Create a file called server.js:
// server.js
const http = require('http');
const HOST = '127.0.0.1';
const PORT = 3000;
const server = http.createServer((request, response) => {
const { method, url } = request;
console.log(`[${new Date().toISOString()}] ${method} ${url}`);
// Set response headers
response.setHeader('Content-Type', 'text/plain');
// Route handling without a framework
if (url === '/' && method === 'GET') {
response.statusCode = 200;
response.end('Hello, World!\n');
} else if (url === '/health' && method === 'GET') {
response.statusCode = 200;
response.end('OK\n');
} else {
response.statusCode = 404;
response.end('Not Found\n');
}
});
server.listen(PORT, HOST, () => {
console.log(`Server running at http://${HOST}:${PORT}/`);
console.log('Press Ctrl+C to stop');
});
Run the server:
node server.js
Terminal output:
Server running at http://127.0.0.1:3000/
Press Ctrl+C to stop
Now test it. Open a second terminal and use curl:
curl http://127.0.0.1:3000/
Output:
Hello, World!
curl http://127.0.0.1:3000/health
Output:
OK
curl http://127.0.0.1:3000/missing
Output:
Not Found
Back in the first terminal, you'll see the request log:
[2025-01-15T08:32:11.042Z] GET /
[2025-01-15T08:32:14.318Z] GET /health
[2025-01-15T08:32:17.901Z] GET /missing
What's happening under the hood:
http.createServer() returns a Server object. The callback you pass is an event listener — Node registers it to fire every time an HTTP request arrives. Node's event loop keeps the process alive and calls this callback each time a new TCP connection completes an HTTP request. Without a framework, you manually check request.url and request.method to route requests.

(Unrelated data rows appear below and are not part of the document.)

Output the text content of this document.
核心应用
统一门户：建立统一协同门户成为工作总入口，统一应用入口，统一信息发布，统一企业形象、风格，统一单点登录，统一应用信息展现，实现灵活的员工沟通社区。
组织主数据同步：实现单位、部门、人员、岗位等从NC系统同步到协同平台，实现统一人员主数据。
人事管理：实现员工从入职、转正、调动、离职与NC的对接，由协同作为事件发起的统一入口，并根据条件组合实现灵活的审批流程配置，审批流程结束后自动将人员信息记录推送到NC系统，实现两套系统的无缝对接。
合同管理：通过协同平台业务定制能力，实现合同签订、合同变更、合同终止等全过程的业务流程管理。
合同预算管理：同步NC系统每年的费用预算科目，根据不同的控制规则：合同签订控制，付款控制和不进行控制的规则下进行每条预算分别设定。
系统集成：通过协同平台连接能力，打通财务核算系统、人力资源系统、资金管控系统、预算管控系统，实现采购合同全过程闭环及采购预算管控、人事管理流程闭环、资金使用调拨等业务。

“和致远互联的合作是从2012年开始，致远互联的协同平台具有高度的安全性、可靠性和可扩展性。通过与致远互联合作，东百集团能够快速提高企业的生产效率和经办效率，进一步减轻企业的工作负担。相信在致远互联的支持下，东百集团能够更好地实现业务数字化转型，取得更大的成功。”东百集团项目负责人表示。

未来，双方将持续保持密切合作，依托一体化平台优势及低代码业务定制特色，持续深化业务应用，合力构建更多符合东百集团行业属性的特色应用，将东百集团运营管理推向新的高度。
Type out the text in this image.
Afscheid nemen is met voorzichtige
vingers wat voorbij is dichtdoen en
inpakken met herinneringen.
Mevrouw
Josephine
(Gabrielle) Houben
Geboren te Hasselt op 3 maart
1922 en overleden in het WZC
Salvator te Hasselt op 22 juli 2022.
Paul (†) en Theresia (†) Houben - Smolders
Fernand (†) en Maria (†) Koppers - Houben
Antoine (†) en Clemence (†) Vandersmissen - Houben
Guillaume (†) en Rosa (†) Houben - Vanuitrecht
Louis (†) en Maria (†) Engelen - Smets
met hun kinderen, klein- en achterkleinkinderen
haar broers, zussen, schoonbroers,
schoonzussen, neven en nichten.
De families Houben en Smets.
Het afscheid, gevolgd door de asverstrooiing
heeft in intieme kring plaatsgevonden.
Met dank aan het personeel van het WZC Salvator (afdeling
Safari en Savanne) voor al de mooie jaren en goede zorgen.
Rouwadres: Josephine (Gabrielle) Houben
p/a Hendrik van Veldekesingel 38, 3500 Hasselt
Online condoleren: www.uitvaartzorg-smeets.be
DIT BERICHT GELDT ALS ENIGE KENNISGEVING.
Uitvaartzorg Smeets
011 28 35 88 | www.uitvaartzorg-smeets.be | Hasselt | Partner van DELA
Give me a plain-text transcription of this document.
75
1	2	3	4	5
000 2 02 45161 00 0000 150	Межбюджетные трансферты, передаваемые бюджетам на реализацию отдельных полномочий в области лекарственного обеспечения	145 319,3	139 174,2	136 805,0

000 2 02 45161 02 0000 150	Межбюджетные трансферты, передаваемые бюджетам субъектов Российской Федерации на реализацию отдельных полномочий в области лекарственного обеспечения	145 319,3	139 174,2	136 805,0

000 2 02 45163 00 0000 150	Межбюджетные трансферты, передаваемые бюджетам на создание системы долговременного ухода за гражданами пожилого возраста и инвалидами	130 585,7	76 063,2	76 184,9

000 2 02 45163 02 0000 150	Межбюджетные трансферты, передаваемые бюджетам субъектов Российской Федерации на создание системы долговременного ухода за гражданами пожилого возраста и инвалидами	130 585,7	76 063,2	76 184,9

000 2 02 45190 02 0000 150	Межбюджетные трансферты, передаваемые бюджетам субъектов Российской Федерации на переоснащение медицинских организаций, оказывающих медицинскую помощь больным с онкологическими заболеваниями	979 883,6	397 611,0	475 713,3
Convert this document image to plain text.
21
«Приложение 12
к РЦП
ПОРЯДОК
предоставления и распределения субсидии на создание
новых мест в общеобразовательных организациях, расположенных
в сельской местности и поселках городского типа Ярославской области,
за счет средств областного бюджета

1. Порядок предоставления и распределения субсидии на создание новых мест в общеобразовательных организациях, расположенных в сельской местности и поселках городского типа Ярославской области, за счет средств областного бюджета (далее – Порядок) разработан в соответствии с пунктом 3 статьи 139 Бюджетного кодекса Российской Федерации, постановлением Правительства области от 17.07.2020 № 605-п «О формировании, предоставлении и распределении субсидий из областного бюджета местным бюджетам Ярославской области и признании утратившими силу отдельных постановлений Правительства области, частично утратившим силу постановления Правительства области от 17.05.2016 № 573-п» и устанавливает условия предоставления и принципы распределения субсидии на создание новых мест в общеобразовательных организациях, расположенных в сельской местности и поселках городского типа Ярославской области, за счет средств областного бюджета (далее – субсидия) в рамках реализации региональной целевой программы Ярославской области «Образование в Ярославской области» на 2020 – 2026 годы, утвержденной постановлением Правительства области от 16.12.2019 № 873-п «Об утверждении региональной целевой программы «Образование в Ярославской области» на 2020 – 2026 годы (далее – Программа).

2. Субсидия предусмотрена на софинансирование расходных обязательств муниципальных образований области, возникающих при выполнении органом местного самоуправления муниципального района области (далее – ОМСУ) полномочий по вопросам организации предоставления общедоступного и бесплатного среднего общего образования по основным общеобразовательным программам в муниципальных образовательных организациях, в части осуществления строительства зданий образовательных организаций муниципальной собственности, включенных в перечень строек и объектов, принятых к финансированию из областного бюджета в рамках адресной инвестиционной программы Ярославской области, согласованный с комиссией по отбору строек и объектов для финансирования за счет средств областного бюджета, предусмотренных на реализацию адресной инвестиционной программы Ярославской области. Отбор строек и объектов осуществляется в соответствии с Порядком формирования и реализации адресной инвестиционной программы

response.end() writes the body and signals that the response is complete. Calling it is mandatory — if you don't, the client will hang waiting for more data.
Results
At this point you have:
- Node.js installed and verified
- A working understanding of the REPL for quick testing
- A runnable
.jsscript demonstrating Node's execution model - A functioning HTTP server handling three routes with proper status codes and logging
All of this with zero external dependencies.
Trade-offs
| What we did | The limitation |
Used built-in http module | URL parsing, body parsing, and routing become verbose at scale. Use Express or Fastify for real applications. |
Manual url string matching | Doesn't handle query parameters, dynamic segments, or method mismatch gracefully without extra code |
| Single file | Fine for learning; production apps need module separation, error handling middleware, and process management (e.g., PM2) |
require() syntax | Modern Node supports ES Modules (import/export). require is CommonJS — still widely used, but be aware both exist |
This setup is intentionally minimal. Its value is teaching you what's underneath — not what to ship to production.
Conclusion
You now have a concrete mental model of how Node.js works: it's a JavaScript runtime built on V8 and libuv, capable of running scripts and handling I/O (like HTTP) without a browser. The REPL is your scratchpad. node filename.js is how you execute code. The http module is the raw foundation of every Node web server.
The logical next step is to look at how Express wraps this http module — once you've seen the raw version, the abstractions will make sense instead of feeling like magic.